AMENAZAS
Panamá frente a la hambruna
Héctor Rodríguez
opinion@prensa.com
El boletín emitido la semana pasada por la FAO, señala que la cifra total de desnutridos en el mundo, en vez de decrecer, se eleva de 923 millones en 2007 a 963 millones ahora; un 65% de ellos se concentra en siete países: China, la R.D. del Congo, India, Bangladesh, Indonesia, Pakistán y Etiopía. Mientras que en el continente americano la peor seguridad alimenticia está en: Ecuador, Perú, Bolivia y Centroamérica incluyendo a Panamá, debatiéndose entre el 25% y el 35%.
Es tan grave la amenaza que el papa Benedicto XVI invocó en el mensaje tradicional por la Jornada de la Paz, un llamado a las conciencias de quienes pueden producir y mercadear los alimentos.
El propio Diouf, director de la FAO, ya había encendido las alarmas hace exactamente un año, al declarar que es imposible siquiera frenar el aumento de la hambruna mundial, sin la aplicación de tecnologías de punta y atenidos a estrategias productivas como la agricultura orgánica. Lo que insinúa además, una clara reflexión a los sectores que aún se resisten a la producción mediante semillas transgénicas.
Es que en la producción agraria, no todas las aplicaciones orgánicas son sanas, es más, se están produciendo con ella alimentos tóxicos; más grave aún en los productos que se comercializan ya en los primeros estadios de su desarrollo biológico; es decir, apenas en las hojas, como ocurre con los repollos y las lechugas regados con aguas servidas y de cloacas con el pretexto de que estas son rico abono, y que llegan a la mesa sin hervirse.

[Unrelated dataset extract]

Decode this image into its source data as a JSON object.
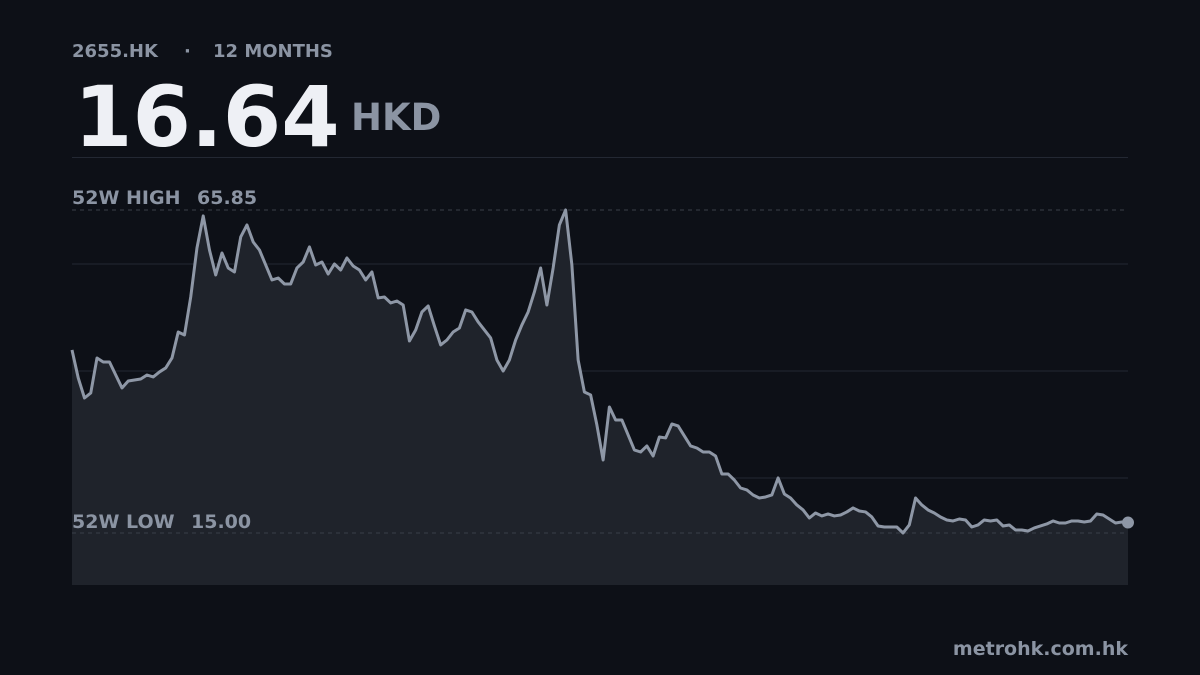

Tales aguas, y las residuales tratadas, pueden contener agentes microbiológicos como: Salmonella spp., Escherichia coli, Klebsiella spp., Enterobacter spp., Enterococcus spp. y Pseudomonas spp, y cepas de Helicobacter pylori, todos asociados a patologías humanas y veterinarias, configurándose un círculo vicioso, dado que las correspondientes cargas de heces fecales vuelven a los sistemas acuáticos. Así lo demuestran estudios adelantados en Colombia y México, como también han concluido que el cloro residual no logra una plena desinfección. Y algo para tener muy en cuenta, es que en épocas de lluvias, aumenta la confusión de aguas y por ende la contaminación.
Siendo el agua insumo vital para la producción de alimentos y, ante la alarmante escasez de estos, se exhorta a mejorar los sistemas de tratamiento de aguas residuales, y al mismo tiempo, a realizar los más inteligentes esfuerzos en pro de una obtención agrícola más competitiva, como correspondiera a nuestro entorno tropical con suelos corregibles y ricas fuentes de agua.
Por otra parte, sigue sin demostrarse que algún alimento proveniente de semillas transgénicas, cause adversidad en la salud humana. Pero, todo esto es apenas una arista de la problemática del desarrollo rural panameño, siempre manoseado y huérfano de proyectos fundamentales. Entre tanto, agradecemos a los medios como La Prensa, por permitirnos hacer públicas estas alarmas, que a las autoridades gubernamentales ni inquietan, pues no son las encendidas por las encuestas sobre la intención de los electores citadinos para el próximo mes de mayo.